What do you know? It fits! Seeing this very rough sub-assembly is quite inspirational for me. I can see real progress!

I'm going to need that inspiration. The last frame for the boat is a puzzler. I thought I had it figured out - what doublers went where - but before gluing anything, I looked at the plans again, you know, just to make sure. And now I'm not. There is one cryptic note that I cannot make any sense of and there is a reference to "slots" for intersecting pieces but the dimensions of those slots are not given. Complicating my confusion, the intersecting pieces are not slotted so I don't know exactly how these pieces interlock. I'll pose the question to John Welsford's Yahoo Group and seek knowledge and inspiration from those who have gone before.

Tuesday, January 17, 2012

Invisible Work

Mid-January. The new year is underway and, one day at a time, it seems to be flying by.

Yes, of course, work progresses but it is the 'invisible' sort of boat work.

The numerous small bits and pieces (eight reinforcements added to the side arms on four of seven frames) are necessary and contribute to the basic structure of the boat but the progress isn't noticeable. Oh, I am aware of the progress - if those small bits and pieces aren't added now, assembly of the whole will be delayed later. But to the casual observer visiting the shop - none so far - this work would be invisible. I must remember I am building the foundation for the hull and be content with that knowledge.

An example of the invisible work in progress:

Yes, there is more work to do. Two more pieces will be added to each of eight side-arms and all will be trimmed and tidied up before I can declare them 'done.'

One day at a time.

Tuesday, January 10, 2012

This is Winter?

Yeah, I know, be careful what I ask for... But, seriously, mid-40° temperatures... in January... in central Michigan? I know, I know, be grateful for what it is and enjoy it while it lasts. I intend to do just that!

If the weather forecasts are correct this mild weather will come to an end on Thursday with colder temperatures and snow expected.

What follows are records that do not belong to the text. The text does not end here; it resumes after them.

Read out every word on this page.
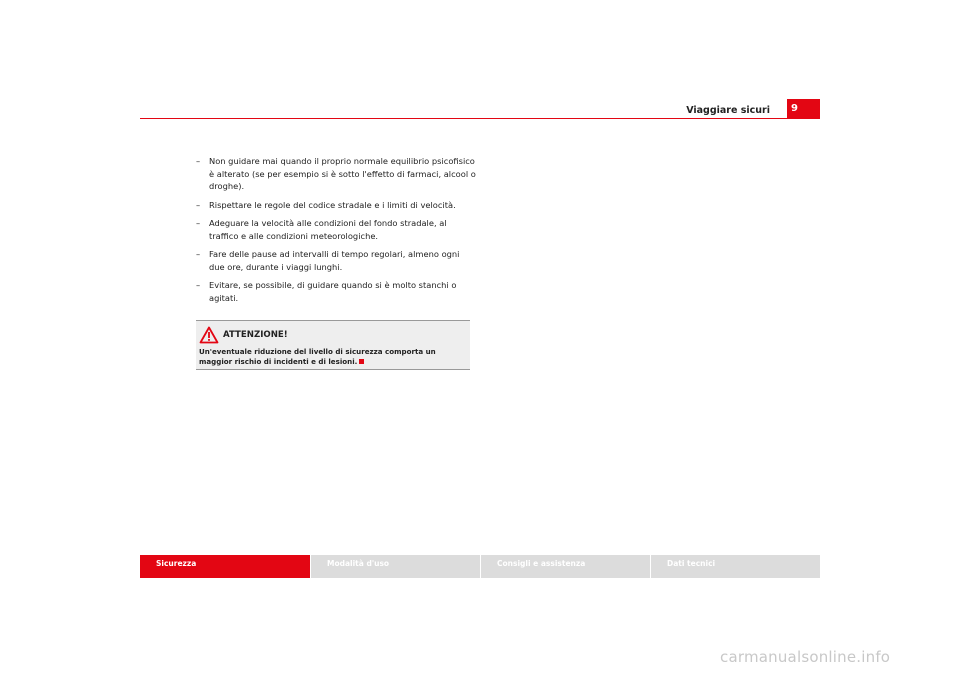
Viaggiare sicuri 9
– Non guidare mai quando il proprio normale equilibrio psicofisico è alterato (se per esempio si è sotto l'effetto di farmaci, alcool o droghe).
– Rispettare le regole del codice stradale e i limiti di velocità.
– Adeguare la velocità alle condizioni del fondo stradale, al traffico e alle condizioni meteorologiche.
– Fare delle pause ad intervalli di tempo regolari, almeno ogni due ore, durante i viaggi lunghi.
– Evitare, se possibile, di guidare quando si è molto stanchi o agitati.
ATTENZIONE!
Un'eventuale riduzione del livello di sicurezza comporta un maggior rischio di incidenti e di lesioni.
Sicurezza	Modalità d'uso	Consigli e assistenza	Dati tecnici
carmanualsonline.info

Actually, this mild weather has been great for working on the boat and updates to Progress Notes, Materials and The Shop pages have been posted.

Thursday, January 5, 2012

Another Christmas?

With deliveries by UPS and the Postal Service, today felt like another Christmas! And a run to the lumber yard for more plywood added to the festivities. See new posts on the Materials, Shop and Progress pages.

Today was a good day. Sunshine and warm (hey, 42° the first week of January in Central Michigan IS warm). Parts and supplies received. Progress on the frames.

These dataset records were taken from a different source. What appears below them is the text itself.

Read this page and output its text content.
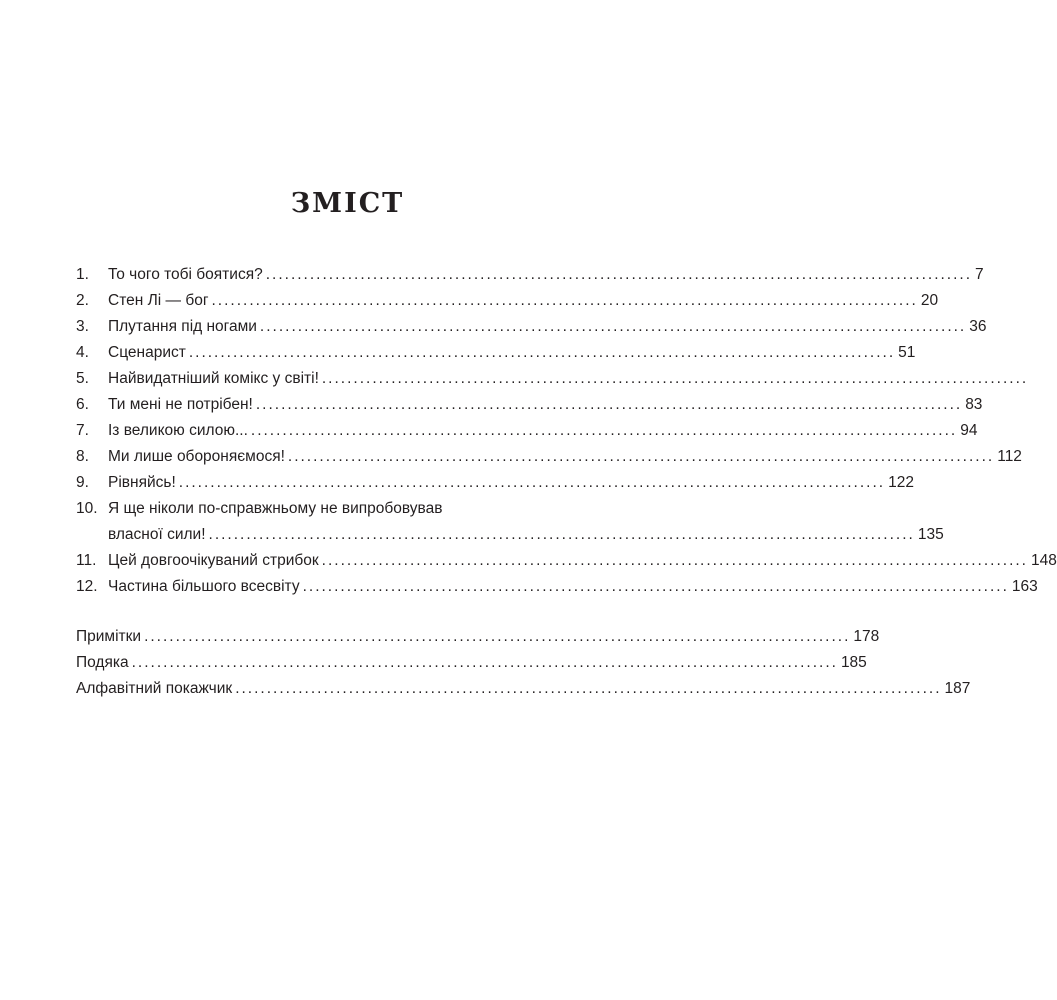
ЗМІСТ
1.	То чого тобі боятися? ................................................................................................................ 7
2.	Стен Лі — бог ................................................................................................................ 20
3.	Плутання під ногами ................................................................................................................ 36
4.	Сценарист ................................................................................................................ 51
5.	Найвидатніший комікс у світі! ................................................................................................................
6.	Ти мені не потрібен! ................................................................................................................ 83
7.	Із великою силою... ................................................................................................................ 94
8.	Ми лише обороняємося! ................................................................................................................ 112
9.	Рівняйсь! ................................................................................................................ 122
10. Я ще ніколи по-справжньому не випробовував
власної сили! ................................................................................................................ 135
11. Цей довгоочікуваний стрибок ................................................................................................................ 148
12. Частина більшого всесвіту ................................................................................................................ 163
Примітки ................................................................................................................ 178
Подяка ................................................................................................................ 185
Алфавітний покажчик ................................................................................................................ 187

I'm enjoying a glass of red wine while I wait for the lasagna to come out of the oven.

Life is good.

Sunday, January 1, 2012

A New Year - Reflections and Planning

The New Year… a time for reflection and planning. As I reflect on the past year - the first year of my retirement - I am struck by what a wonderful year it was. I traveled - many miles on the road moving from California to Michigan (visiting family and friends along the way); a couple road trips to Virginia and, of course, the Epic West Coast Road Trip. I re-launched my Goat Island Skiff, Karen Ann, and enjoyed sailing in Michigan, Oregon and Oklahoma. 2011 also marked the beginning of a new boat-building project (the whole point of this blog). So, 2011 was a full and wonderful year for me.

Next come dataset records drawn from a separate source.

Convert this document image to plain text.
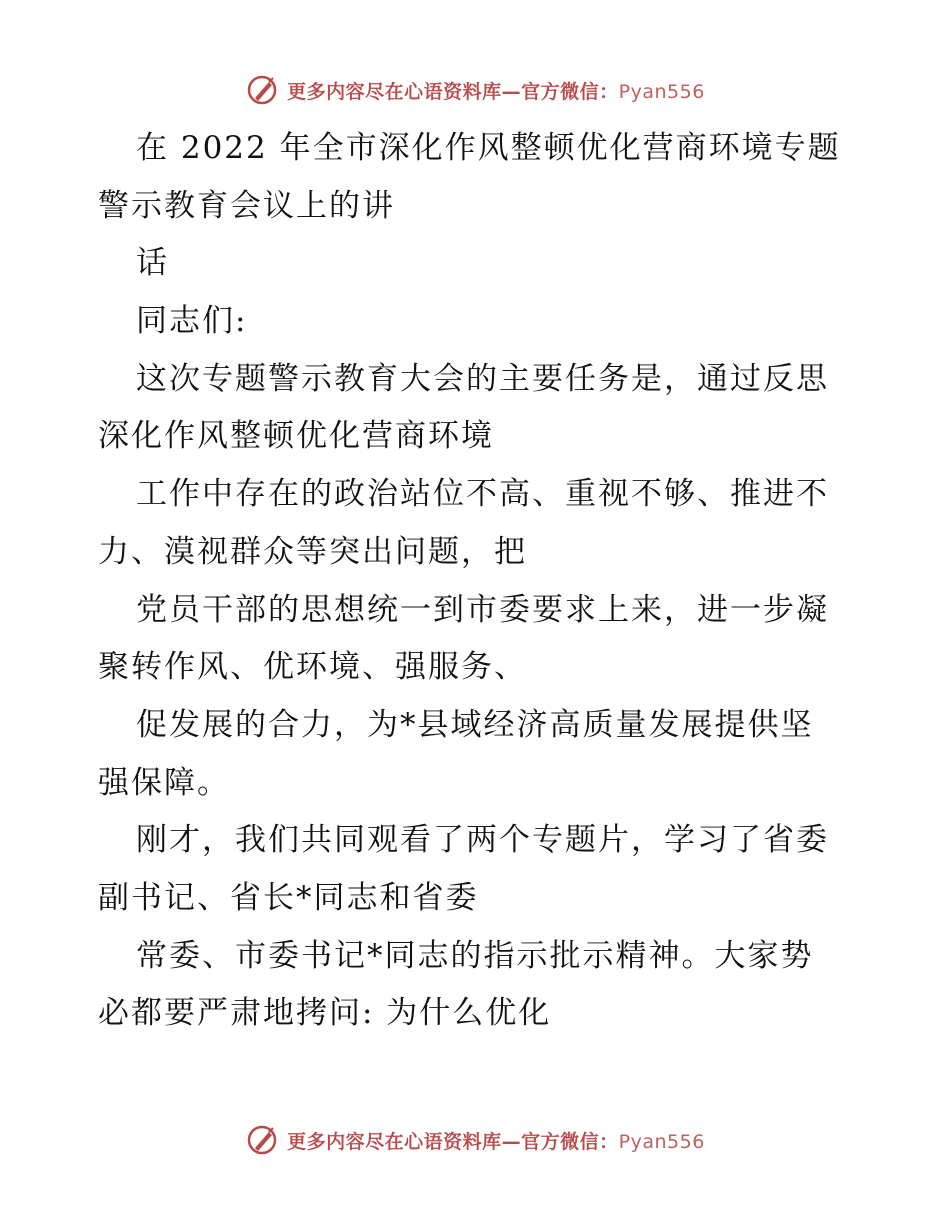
更多内容尽在心语资料库—官方微信：Pyan556
在 2022 年全市深化作风整顿优化营商环境专题
警示教育会议上的讲
话
同志们:
这次专题警示教育大会的主要任务是，通过反思
深化作风整顿优化营商环境
工作中存在的政治站位不高、重视不够、推进不
力、漠视群众等突出问题，把
党员干部的思想统一到市委要求上来，进一步凝
聚转作风、优环境、强服务、
促发展的合力，为*县域经济高质量发展提供坚
强保障。
刚才，我们共同观看了两个专题片，学习了省委
副书记、省长*同志和省委
常委、市委书记*同志的指示批示精神。大家势
必都要严肃地拷问: 为什么优化
更多内容尽在心语资料库—官方微信：Pyan556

As for the New Year, I plan to complete and launch Gardens of Fenwick and begin my boat-camping adventures in selected settings. "Adventures" may be too strong but it suits me and my attitude about small boat sailing. My plan is to enjoy some extended (what? maybe, eventually, 2 -3 weeks at a time) boat camping in selected settings:

Maine Island Trail
Les Cheneaux Islands
Tip of the Mitt
Apostle Islands
Lake Superior's North Shore
San Juan Islands

And perhaps some of the group outings:

Texas 200
Florida 120
OBX 130

I don't expect to launch Gardens and immediately set off on a string of 3-week trips across the country.  What I hope to do is have the boat ready to take to Les Cheneaux Islands in July (the family sailing trip) and begin the adventures with a 1- or 2-night outing. One has to start somewhere.  

There is a lot to do to have Gardens ready for that first outing. There is no time like the beginning of a New Year to make such plans.